Dr Frances Owusu-Daaku (1986 Commonwealth Scholar from Ghana, PhD Pharmacy at the University of Manchester and 2000 Commonwealth Fellow at the School of Pharmacy) and Dr Rita Akosua Dickson (2003 Commonwealth Scholar from Ghana, PhD in Pharmacognocy, King’s College London) have been mentoring women in the field of pharmacy and increasing their opportunities for a career in science in the Faculty of Pharmacy and Pharmaceutical Sciences College of Health Sciences, Kwame Nkrumah University of Science and Technology, Kumasi, Ghana.

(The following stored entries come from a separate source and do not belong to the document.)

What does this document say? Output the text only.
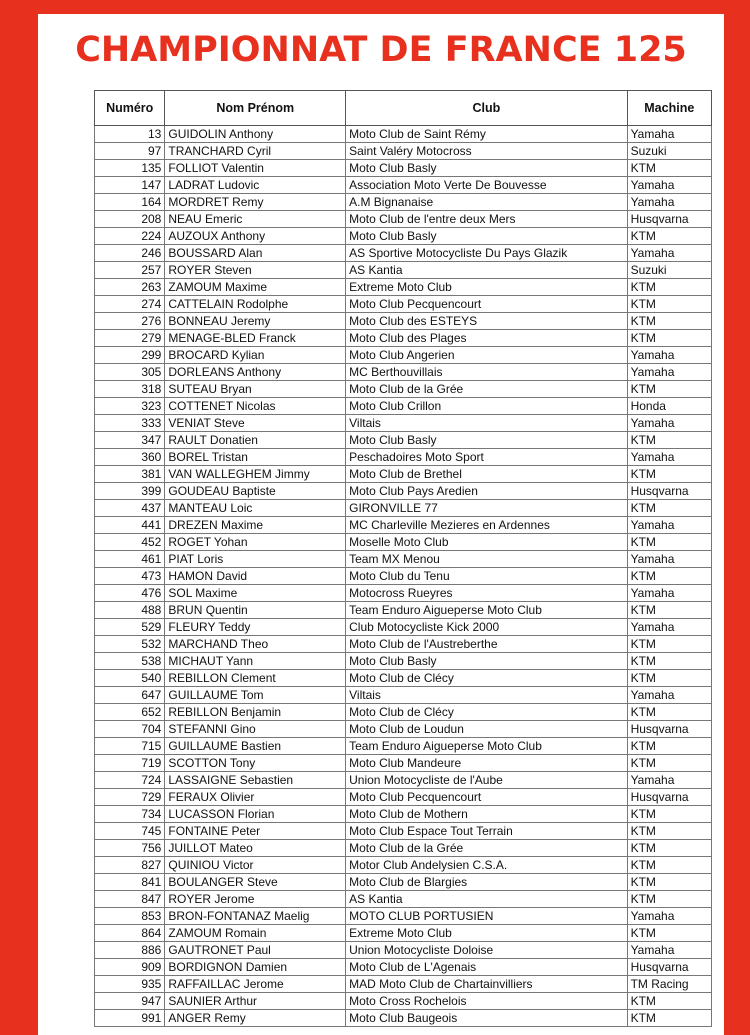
CHAMPIONNAT DE FRANCE 125
Numéro	Nom Prénom	Club	Machine
13	GUIDOLIN Anthony	Moto Club de Saint Rémy	Yamaha
97	TRANCHARD Cyril	Saint Valéry Motocross	Suzuki
135	FOLLIOT Valentin	Moto Club Basly	KTM
147	LADRAT Ludovic	Association Moto Verte De Bouvesse	Yamaha
164	MORDRET Remy	A.M Bignanaise	Yamaha
208	NEAU Emeric	Moto Club de l'entre deux Mers	Husqvarna
224	AUZOUX Anthony	Moto Club Basly	KTM
246	BOUSSARD Alan	AS Sportive Motocycliste Du Pays Glazik	Yamaha
257	ROYER Steven	AS Kantia	Suzuki
263	ZAMOUM Maxime	Extreme Moto Club	KTM
274	CATTELAIN Rodolphe	Moto Club Pecquencourt	KTM
276	BONNEAU Jeremy	Moto Club des ESTEYS	KTM
279	MENAGE-BLED Franck	Moto Club des Plages	KTM
299	BROCARD Kylian	Moto Club Angerien	Yamaha
305	DORLEANS Anthony	MC Berthouvillais	Yamaha
318	SUTEAU Bryan	Moto Club de la Grée	KTM
323	COTTENET Nicolas	Moto Club Crillon	Honda
333	VENIAT Steve	Viltais	Yamaha
347	RAULT Donatien	Moto Club Basly	KTM
360	BOREL Tristan	Peschadoires Moto Sport	Yamaha
381	VAN WALLEGHEM Jimmy	Moto Club de Brethel	KTM
399	GOUDEAU Baptiste	Moto Club Pays Aredien	Husqvarna
437	MANTEAU Loic	GIRONVILLE 77	KTM
441	DREZEN Maxime	MC Charleville Mezieres en Ardennes	Yamaha
452	ROGET Yohan	Moselle Moto Club	KTM
461	PIAT Loris	Team MX Menou	Yamaha
473	HAMON David	Moto Club du Tenu	KTM
476	SOL Maxime	Motocross Rueyres	Yamaha
488	BRUN Quentin	Team Enduro Aigueperse Moto Club	KTM
529	FLEURY Teddy	Club Motocycliste Kick 2000	Yamaha
532	MARCHAND Theo	Moto Club de l'Austreberthe	KTM
538	MICHAUT Yann	Moto Club Basly	KTM
540	REBILLON Clement	Moto Club de Clécy	KTM
647	GUILLAUME Tom	Viltais	Yamaha
652	REBILLON Benjamin	Moto Club de Clécy	KTM
704	STEFANNI Gino	Moto Club de Loudun	Husqvarna
715	GUILLAUME Bastien	Team Enduro Aigueperse Moto Club	KTM
719	SCOTTON Tony	Moto Club Mandeure	KTM
724	LASSAIGNE Sebastien	Union Motocycliste de l'Aube	Yamaha
729	FERAUX Olivier	Moto Club Pecquencourt	Husqvarna
734	LUCASSON Florian	Moto Club de Mothern	KTM
745	FONTAINE Peter	Moto Club Espace Tout Terrain	KTM
756	JUILLOT Mateo	Moto Club de la Grée	KTM
827	QUINIOU Victor	Motor Club Andelysien C.S.A.	KTM
841	BOULANGER Steve	Moto Club de Blargies	KTM
847	ROYER Jerome	AS Kantia	KTM
853	BRON-FONTANAZ Maelig	MOTO CLUB PORTUSIEN	Yamaha
864	ZAMOUM Romain	Extreme Moto Club	KTM
886	GAUTRONET Paul	Union Motocycliste Doloise	Yamaha
909	BORDIGNON Damien	Moto Club de L'Agenais	Husqvarna
935	RAFFAILLAC Jerome	MAD Moto Club de Chartainvilliers	TM Racing
947	SAUNIER Arthur	Moto Cross Rochelois	KTM
991	ANGER Remy	Moto Club Baugeois	KTM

Frances was once the only female member of faculty, but after returning to the college after her award in 1992, she worked with her colleague, Rita, to improve the career chances for women at the college, and now there are five women in a staff of thirty in the faculty. Both are heads of department in the first school of Pharmacy in Ghana. Frances has served as Head in two departments, Pharmaceutical Chemistry and now Clinical and Social Pharmacy, and Rita is the Head of the Department of Pharmacognosy. Both women feel that their visibility in the discipline has also helped other women to aspire to a career in pharmacy and the sciences. Frances’ research interests include Ghanaian pharmacists and mental health provision and Rita’s is in bioactive natural products including anti-infectives, wound healing, antipediculocidal and anthelmintic agents from Ghanaian medicinal plants.
Frances and Rita have also participated in professional associations in pharmacy and in related areas that help women to improve their career chances. Frances was once Vice President of the Pharmaceutical Society of Ghana and has been elected the West Africa Regional Representative and one of two Vice Presidents of the Commonwealth Pharmacists Association for 2011-3013. Both she and Rita served on the scientific committee that hosted the CPA conference in Ghana in 2009. Rita has been the Country Coordinator for the West African Network of Natural Products Research Scientists since 2009 and both are active members of the Lady Pharmacists Association of Ghana of which Frances was, for seven years, a Regional Coordinator.
Both are Volunteers of the Planned Parenthood Association of Ghana and Frances was for five years the President and is presently an honorary member of Council. Rita is now a branch and Zonal Chairperson of the Association. PPAG’s primary focus is Adolescent Sexual and Reproductive Health, and Rita and Frances are able to draw on their backgrounds in pharmacy and knowledge of issues surrounding SRH in their work with young people.